Дабы не ударить перед друзьями лицом в грязь, Буратино принялся рассказывать леденящую душу историю о неизвестных врагах, боестолкновении, где он отмудохал одной левой пятерых, но, в конце концов, многочисленные враги одолели и он потерял в бою нос.
– Зато приобрел кое-что другое, – завистливо поглядел на зеленую сосновую шишку леший.
Героический эпос в самом интересном месте прервала Кумоха:
– Белоснежкой буду… Ероха, из тебя песок сыплется!..
Буратино сразу просек ситуацию, и его фас, да и профиль тоже, стали цвета благородного красного дерева. Незаметно заткнув пальцем нижнее отверстие, он подумал: «Вот, голова садовая… Ведь видел же у Железяки пробку от сухого вина», – принял отвлеченно-рассеянный вид похмельного ежика, отстраненно наблюдая, как перепуганный домовой, приподняв одну нижнюю половинку тулова, достал песчинку, понюхал ее, попробовал на зуб и высказал выстраданное свое мнение:
– Сомнений нет! Натуральный речной песок…
– Это не старость! – попытался подбодрить его Буратино. – Это просто мочекаменная болезнь…

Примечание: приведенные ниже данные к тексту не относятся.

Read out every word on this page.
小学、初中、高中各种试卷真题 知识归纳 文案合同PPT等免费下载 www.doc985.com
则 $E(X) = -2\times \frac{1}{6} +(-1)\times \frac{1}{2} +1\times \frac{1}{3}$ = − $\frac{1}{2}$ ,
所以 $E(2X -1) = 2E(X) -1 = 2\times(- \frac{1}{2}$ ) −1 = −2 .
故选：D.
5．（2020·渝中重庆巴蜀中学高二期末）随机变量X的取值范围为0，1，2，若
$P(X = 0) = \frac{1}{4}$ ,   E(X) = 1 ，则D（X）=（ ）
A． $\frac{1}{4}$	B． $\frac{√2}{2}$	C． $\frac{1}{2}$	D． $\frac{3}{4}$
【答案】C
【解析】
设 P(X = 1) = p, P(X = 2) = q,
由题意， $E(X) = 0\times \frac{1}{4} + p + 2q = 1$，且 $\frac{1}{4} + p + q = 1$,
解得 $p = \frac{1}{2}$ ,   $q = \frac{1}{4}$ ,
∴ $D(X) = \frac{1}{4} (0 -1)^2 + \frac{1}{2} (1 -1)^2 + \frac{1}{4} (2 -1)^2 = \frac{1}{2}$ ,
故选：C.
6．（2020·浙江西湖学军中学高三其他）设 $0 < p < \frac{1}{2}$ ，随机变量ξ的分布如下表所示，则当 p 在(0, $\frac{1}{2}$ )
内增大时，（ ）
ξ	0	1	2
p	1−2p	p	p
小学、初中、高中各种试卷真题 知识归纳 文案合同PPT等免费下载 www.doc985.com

– Это я что? – совсем сник домовой. – Скоро буду камнями… эта… на двор ходить?
– Да нет! – успокоила его Кумоха. – Просто у тебя в почках песок образовалси.
– Да с чего-о? Окромя чая, ничего не пью!.. Ладно бы у Лехи… С алкашами самогонку жрет безмерно…
– Но! Но! Не надо переходить на личности, – как-то чересчур уж болезненно отреагировал лешак.
– Хоть я и из неблагополучной семьи, – заткнул складками штанишек отверстие Буратино, освободив палец, – но вот, однако ж, не спился… и Леху пронесет…
– Это в каком смысле? – насторожился леший.
– Станешь еще председателем шалопутовского общества трезвости, – обнадежил его Буратино.
– Ха! – по своей бабской привычке все опошлить взяла слово Кумоха. – А председателем общества дружбы народов Шалопутовки и Гвинеи-Бисау он не станет?..
Почувствовав, что разговор принимает нежелательный оборот, Буратино решил откланяться, так ничего и не выяснив о цели визита к егерю папуасов из этой, как ее, Гвинеи-Бисау.
«Век воли не видать и не есть гималайской пиццы, коли я постепенно не превращаюсь из Буратино в песочные часы с разбитым стеклом», – думал он по дороге к типа друзьям.